Under his proposal, the planned government corporation will not only maintain and take care of the government prime lots abroad, but will also ensure that these properties cannot be sold without the body’s approval and “not just by anyone who has some crazy ideas of just selling these properties just like that.”   

“These are historical buildings,” said Romualdez, who is also a cousin of President Ferdinand Marcos Jr.

According to Romualdez, they even renovated and upgraded the Washington ambassador’s residence, a chancery in Washington D.C., to make it “representative of our country.”

“But some were even thinking of selling these properties,” he said adding it is “wrong” to dispose these cultural and prime assets.

For instance, he said, the Philippines sold its property, which was owned by the Government Service and Insurance System, in the Union Square in San Francisco. “That building is now worth billions,” he lamented.

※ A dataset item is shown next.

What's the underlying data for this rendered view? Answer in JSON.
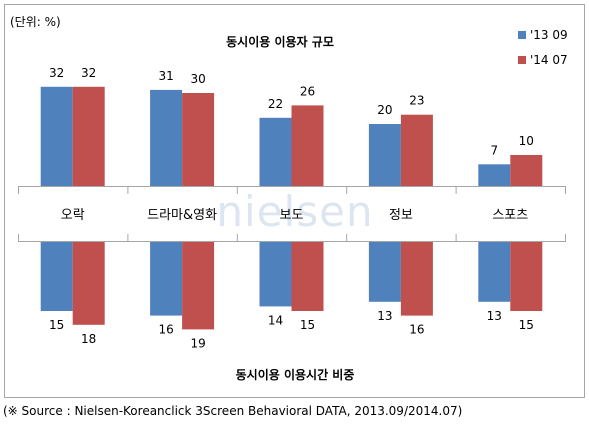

Another Philippine government property that had been sold is a prime lot in London, just right in front of the Kensington Palace. He shared that the Philippine Ambassador to London at that time told him that from the Philippine building they could see Princess Diana come in and out of the Kensington Palace.

“It’s a prime property and now we’re renting in London. So these are things I think people should realize that it's not a question of just selling and selling properties for something. Once you sell it, it's finished,” he said.

The Philippine ambassador’s residence in DC alone has been a government property since 1946 and is placed under the National Heritage Commission. “It is now a landmark, which means it cannot be sold without the expressed approval of the executive branch,” he said.

The Philippine embassy in Washington, DC was a scene of many Filipino activities and of past Philippine presidents, he said. 

“It is the highest crime for us to simply sell that just to raise money for what,” he said citing an attempt to sell the Philippine property in Japan. He pointed out that the government property in Tokyo was “paid for by Filipino blood, part of the reparations by the Japanese for World War II.”